Working in a children's library, it's something I'm asked all the time; 'which books will my child like?' and also, 'which books are best for my child?'.
And I really do think I am quite good at pointing someone in the right direction. I myself have a special interest in children's literature and have studied the development of it, so celebrity writing is something which I have certainly noticed growing at a rapid rate on our bookshelves, and I see first-hand the impact it has when there is a chance to pick it up, for free, over a host of other titles.
The world of literature is awash with people who think they have a fantastic idea for a children's book - after all, it seems so easy, doesn't it?
|I wrote to the zoo, to send me a pet...|
Think of all of your children's favourites - Dear Zoo, Goodnight Moon, Guess How Much I Love you, Kipper - all with simple words and picture illustrations. Surely it doesn't take a genius to put together a successful children's book?
The truth is, it's really hard to get it right. Children are the most discerning audience, and above anything else are honest in their approach to things; if they do not like something, they will not pick it up.
Also, developmentally speaking, they are already geared towards a certain kind of literature at a certain age - it's not enough to simply have an easy story for pre-schoolers; research has shown that a story with rhyme and repetition works best, which is probably why author Julia Donaldson is so popular.
|Oh help, oh no!|
Baby board book have become so much more than pictures with words - there's now a huge array of black and white picture books, touch and feel boards and surprise flap books to garner the interest of the smallest babes.
So how is it then, that most celebrities who write, do in fact get it right? How are they so popular?
|David Walliams and his fabulous fiction|
But when you think of someone like Madonna, or Katie Price, do you immediately think of someone who has a natural affinity with children, who could make kids giggle?
|Tom loves a good book!|
And if kids, who don't really know who these people are, are judging their books on content rather than who wrote them, like them, does it really matter?
Lamont claims we are jealous:
"We like to pretend we're reasonable souls, but most of us are way more petty and jealous than we'd like to admit. I mean, we may hate bankers, but if someone offered you two million a year to wear a snappy suit and yell, "Buy, buy, buy!" down a telephone you wouldn't say no, would you?"
There is something a bit odd about it all though, a bit cringe-worthy. And I've been trying to work out what it is.
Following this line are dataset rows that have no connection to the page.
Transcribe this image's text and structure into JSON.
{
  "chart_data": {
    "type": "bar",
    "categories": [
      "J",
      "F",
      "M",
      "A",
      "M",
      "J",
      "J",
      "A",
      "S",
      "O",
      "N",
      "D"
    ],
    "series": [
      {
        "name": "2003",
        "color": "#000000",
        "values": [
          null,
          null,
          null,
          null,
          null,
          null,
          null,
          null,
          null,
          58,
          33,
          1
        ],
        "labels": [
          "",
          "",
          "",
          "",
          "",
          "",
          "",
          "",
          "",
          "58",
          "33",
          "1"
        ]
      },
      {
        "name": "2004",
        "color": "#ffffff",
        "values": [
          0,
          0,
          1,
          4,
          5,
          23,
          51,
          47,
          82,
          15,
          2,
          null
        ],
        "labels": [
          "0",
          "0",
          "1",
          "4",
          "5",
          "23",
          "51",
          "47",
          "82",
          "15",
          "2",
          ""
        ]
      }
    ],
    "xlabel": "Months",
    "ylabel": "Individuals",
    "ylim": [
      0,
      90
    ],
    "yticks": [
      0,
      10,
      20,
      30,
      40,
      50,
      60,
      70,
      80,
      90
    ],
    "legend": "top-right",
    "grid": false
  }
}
I think it makes me feel funny because books are a sacred and very intricate world into which a child steps. It's free. It's pure. It's a world free from commercialism (in the main) and everything is completely based in imagination.
A book provides some of our most intimate childhood moments - at bedtime, when we are ill, when we are sad and connects with us in a way that is as individual as we are. It's a mother's warm cuddle at night, entertainment on a rainy day, travel when we have to stay where we are.
For our children, I can think of nothing more important.
|Reading has always been on the menu!|
The names of children's authors, are words we utter to our book seller or librarians in the search for an old fable or beautiful moment from our own childhood, whispered with a twist of a smile on our lips. These names are those who brought us all the understanding we sought out as children in an ever-confusing world.
It's not very often that we know much about them, or even what they look like. And with massively magical authors, such as Roald Dahl or Judith Kerr, the author's own lives become a beautiful fable themselves, abound with rumours of magic and whimsy.
But these celebrities who write - the Madonnas, the Holly Willoughbys, the Russel Brands - we know more about them than is comfortable or necessary. We know who they had sex with, what affairs they've had, the bad habits they advertise and, in the case of Katie Price, what their intimate parts look like during childbirth.
It doesn't feel right that we should be inviting their 'brands' into our children's domains.
Children's authors, traditionally, haven't courted this kind of celebrity for themselves, and we are all very comfortable with that. But, quite rightly, they are peeved at the attention a celebrity's book is given - getting a book published is a difficult and emotional time for many authors. It must feel like standing patiently in line, just to see the big ballsy, loudmouth bully skip the queue.